Hay otros cuentos en los que sucede lo mismo que le sucede a Urashima , por ejemplo, El gobernador del sur, de Li Gonzuo. También me parece que sucede algo semejante en un relato galés del Mabinogion, además de en un relato del ciclo de Ossian inventado por James McPherson: Oisin.

Creo que este tema del transcurso relativista del tiempo en los cuentos, y en general la manera de considerar el transcurso del tiempo en la ficción que suele llamarse popular o tradicional, es muy interesante, como he intentado mostrar en mi ensayo El transcurso del tiempo en la ficción universal.

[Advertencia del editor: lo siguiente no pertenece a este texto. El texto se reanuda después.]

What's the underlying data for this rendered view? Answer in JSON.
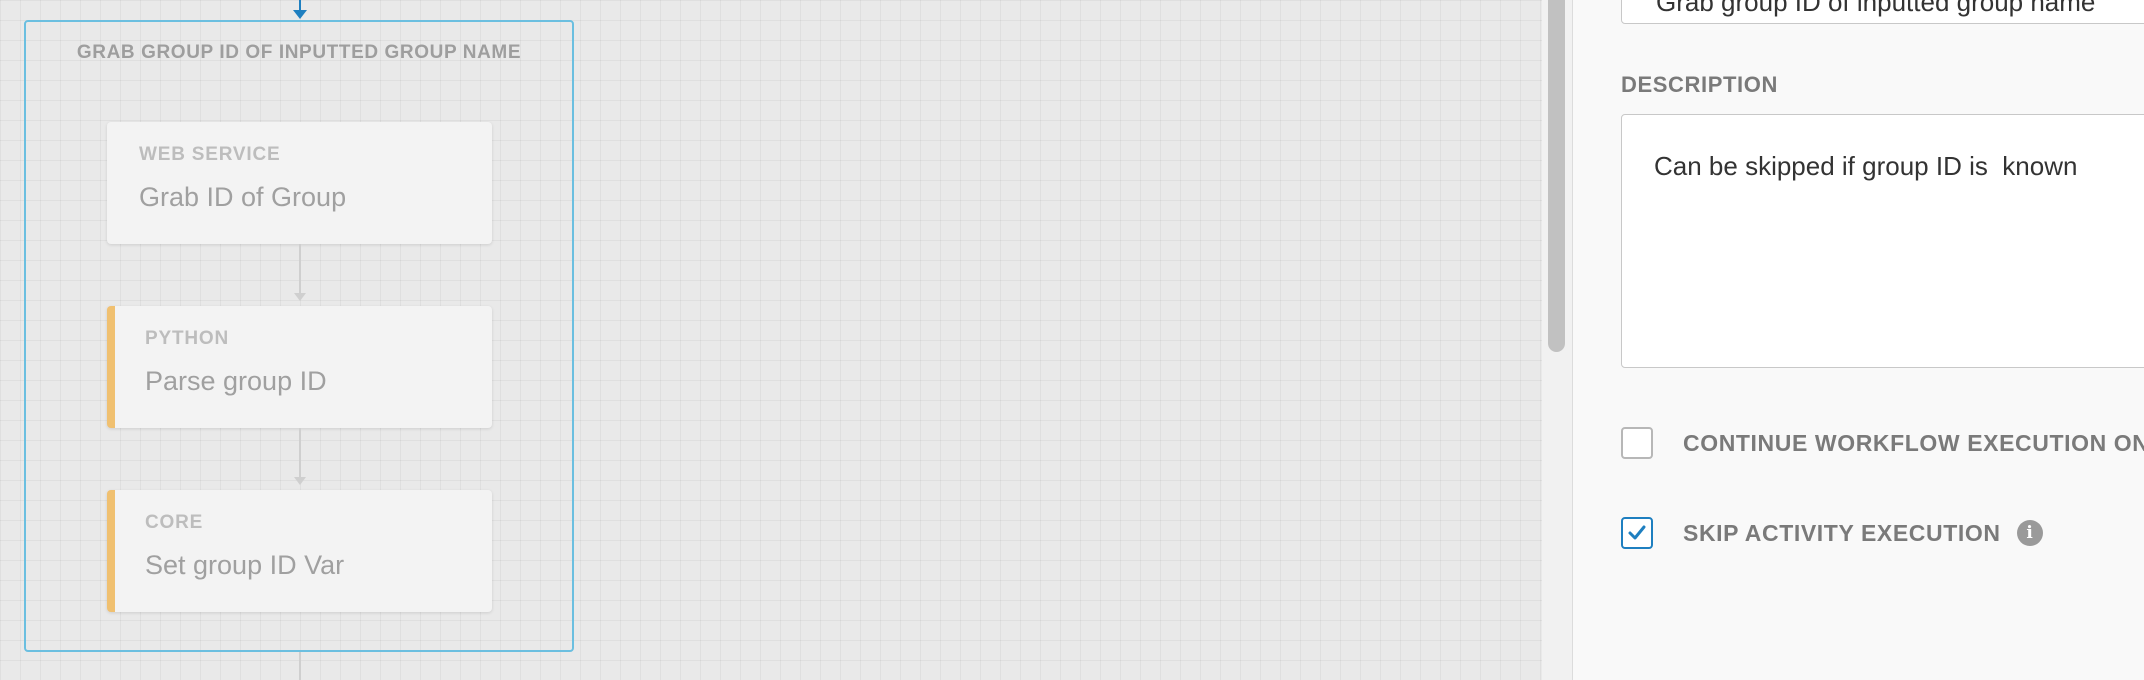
{
  "canvas": {
    "group": {
      "title": "GRAB GROUP ID OF INPUTTED GROUP NAME",
      "activities": [
        {
          "type": "WEB SERVICE",
          "name": "Grab ID of Group"
        },
        {
          "type": "PYTHON",
          "name": "Parse group ID"
        },
        {
          "type": "CORE",
          "name": "Set group ID Var"
        }
      ]
    }
  },
  "panel": {
    "name_value": "Grab group ID of inputted group name",
    "description_label": "DESCRIPTION",
    "description_value": "Can be skipped if group ID is  known",
    "continue_label": "CONTINUE WORKFLOW EXECUTION ON FAILURE",
    "continue_checked": false,
    "skip_label": "SKIP ACTIVITY EXECUTION",
    "skip_checked": true,
    "info_icon": "info-icon"
  },
  "colors": {
    "accent_blue": "#1e7fc0",
    "group_border": "#6bbfe0",
    "card_accent": "#f0c070"
  }
}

Otro aspecto interesante del cuento, lo que podríamos llamar un motivo mitológico o mitema, es el del regalo de los dioses que los humanos no deben abrir. Me refiero a la cajita de Urashima, que él abre, con lo que se convierte en un anciano. El ejemplo más conocido es sin duda la caja de Pandora, que Prometeo regala  a los seres humanos y que Pandora abre llevada por la curiosidad, lo que hace que todos los males contenidos en la caja escapen y asolen desde entonces el mundo. Otro, aunque bajo la forma de un fruto en un árbol, se encuentra en el paraíso imaginado por los judíos, es la manzana que muerde Eva. Casi siempre se trata de un obsequio de los dioses que podríamos llamar “regalo envenenado”, una especie de prueba que se entrega con cierta mala intención, tal vez para descubrir si el humano es digno de lo que los dioses le han concedido. La lección de esos cuentos es que la curiosidad es peligrosa, pero también que debemos aceptar lo que los dioses nos den sin rechistar.